- Born: 12 May 1863 Halton, Suffolk, United Kingdom
- Died: 3 July 1897 (aged 34) Pune, British India
- Cause of death: Assassination
- Occupation: Indian Civil Service
- Spouse: Ethel Mary Moens ​ ​(m. 1893)​
- Parents: John Rand (father); Fanny Hicks (mother);

= Walter Charles Rand =

Indian Civil Service officer (1863–1897)

Walter Charles Rand (12 May 1863 – 3 July 1897) was an Indian Civil Service officer in British India.

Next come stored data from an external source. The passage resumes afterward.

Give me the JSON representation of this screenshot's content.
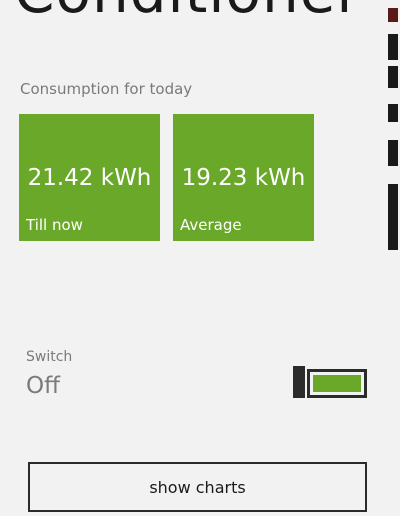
{
  "header": {
    "title": "Conditioner"
  },
  "consumption": {
    "section_label": "Consumption for today",
    "tiles": [
      {
        "value": "21.42 kWh",
        "caption": "Till now"
      },
      {
        "value": "19.23 kWh",
        "caption": "Average"
      }
    ]
  },
  "switch": {
    "label": "Switch",
    "state": "Off",
    "level": 1.0
  },
  "actions": {
    "charts_label": "show charts"
  },
  "colors": {
    "accent": "#6aa82a",
    "background": "#f2f2f2",
    "dark": "#2b2b2b",
    "muted": "#7a7a7a"
  }
}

An epidemic of bubonic plague spread in Pune in 1896. On 19 February 1897, Rand was appointed as plague commissioner of the city. The British, in general and Rand, in particular, were keen to eradicate the plague as quickly as possible as it adversely affected the commercial interests of the British. Rand misused his post and looted innocent Indians and humiliated women." Rand's efforts to control plague were tyrannical and brutal and reminded by many in Pune including Lokmanya Bal Gangadhar Tilak.

Rand and his military escort Lt. Charles Egerton Ayerst were shot by Chapekar brothers on 22 June 1897. Ayerst died on the spot, while Rand died of his injuries on 3 July.

Prior to being posted at Pune, Rand was posted as assistant collector of Satara.

His assassination rapidly became a part of the Indian national movement, especially in Bombay Presidency.